Nuisance Model Features
AIPW needs a propensity model and an outcome model. We use observed user, item, and context covariates. As before, we avoid item_clicks and item_ctr as model inputs because they are computed from click outcomes in this same sample. They are useful descriptive columns, but not ideal nuisance-model inputs for a causal estimate.
Define Feature Lists
This cell defines the features used by the propensity and outcome models. The propensity model predicts treatment from covariates. The outcome model predicts clicks from treatment plus the same covariates.

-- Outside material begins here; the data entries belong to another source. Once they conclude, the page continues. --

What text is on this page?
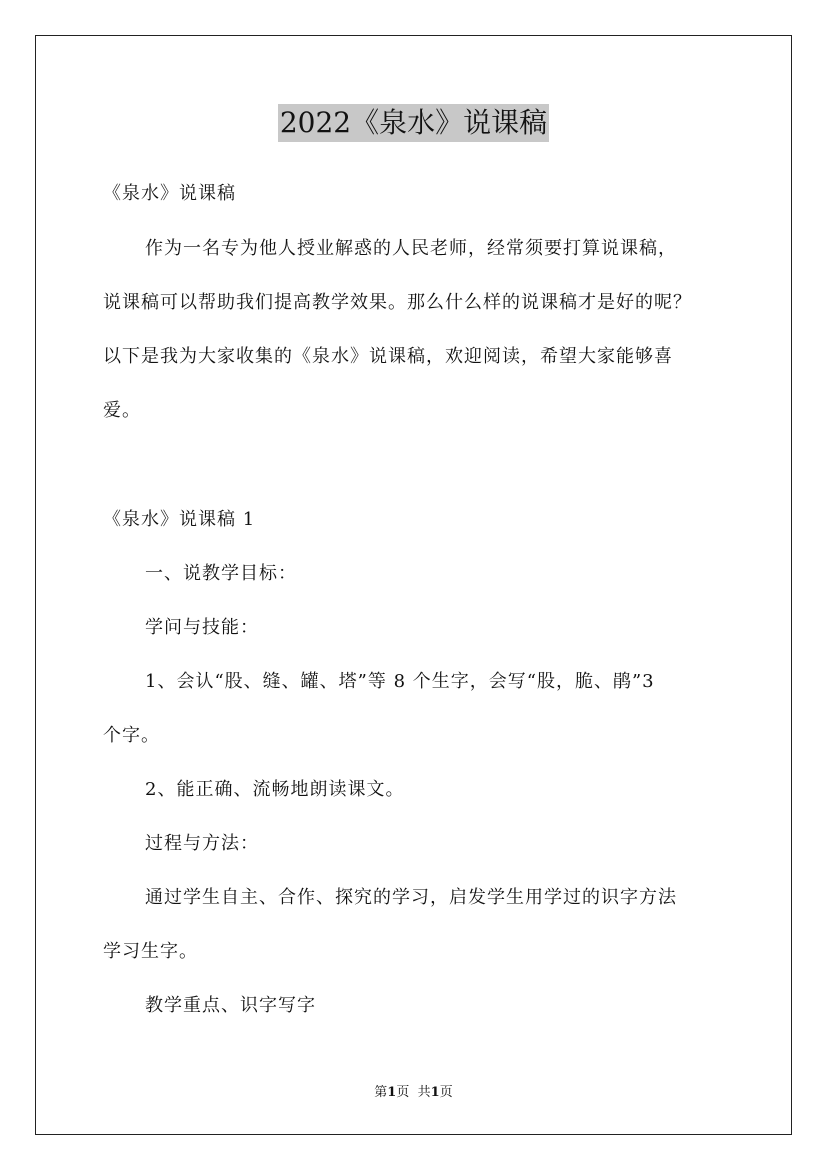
2022《泉水》说课稿
《泉水》说课稿
作为一名专为他人授业解惑的人民老师，经常须要打算说课稿，
说课稿可以帮助我们提高教学效果。那么什么样的说课稿才是好的呢？
以下是我为大家收集的《泉水》说课稿，欢迎阅读，希望大家能够喜
爱。
《泉水》说课稿 1
一、说教学目标：
学问与技能：
1、会认“股、缝、罐、塔”等 8 个生字，会写“股，脆、鹃”3
个字。
2、能正确、流畅地朗读课文。
过程与方法：
通过学生自主、合作、探究的学习，启发学生用学过的识字方法
学习生字。
教学重点、识字写字
第1页 共1页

Numeric and categorical features are listed separately because they get different preprocessing.
numeric_features = [
"history_len",
"candidate_set_size",
"title_length",
"abstract_length",
"hour",
"day_of_week",
"log_item_exposures",
]
categorical_features = ["category", "subcategory"]
propensity_features = numeric_features + categorical_features
outcome_numeric_features = numeric_features + ["treatment"]
outcome_features = outcome_numeric_features + categorical_features
X = model_df[propensity_features]
t = model_df["treatment"]
propensity_features, outcome_features(['history_len',
'candidate_set_size',
'title_length',
'abstract_length',
'hour',
'day_of_week',
'log_item_exposures',
'category',
'subcategory'],
['history_len',
'candidate_set_size',
'title_length',
'abstract_length',
'hour',
'day_of_week',
'log_item_exposures',
'treatment',
'category',
'subcategory'])
The feature lists define what information is allowed into the adjustment models. These are pre-treatment or contextual variables intended to reduce confounding without using the outcome itself as an input.
Reusable Model Pipelines
We use logistic regression for both nuisance models in this notebook. This keeps the model transparent and quick to fit. The goal is not to maximize predictive performance yet; the goal is to produce stable, explainable segment-level doubly robust estimates.
Build Preprocessing And Logistic Regression Pipelines
This cell defines helper functions for model creation. Numeric columns are imputed and scaled. Categorical columns are imputed and one-hot encoded, with rare levels grouped. The helper functions return fresh sklearn pipelines so cross-fitting can train separate models per fold.
def make_preprocessor(numeric_cols, categorical_cols):
numeric_pipeline = Pipeline(
steps=[
("imputer", SimpleImputer(strategy="median")),
("scaler", StandardScaler()),
]
)
categorical_pipeline = Pipeline(
steps=[
("imputer", SimpleImputer(strategy="most_frequent")),
(
"onehot",
OneHotEncoder(
handle_unknown="infrequent_if_exist",
min_frequency=50,
sparse_output=True,
),
),
]
)
return ColumnTransformer(
transformers=[
("num", numeric_pipeline, numeric_cols),
("cat", categorical_pipeline, categorical_cols),
]
)
def make_logistic_pipeline(numeric_cols, categorical_cols):
return Pipeline(
steps=[
("preprocess", make_preprocessor(numeric_cols, categorical_cols)),
(
"model",
LogisticRegression(
max_iter=500,
solver="lbfgs",
n_jobs=-1,
random_state=RANDOM_STATE,
),
),
]
)
base_propensity_model = make_logistic_pipeline(numeric_features, categorical_features)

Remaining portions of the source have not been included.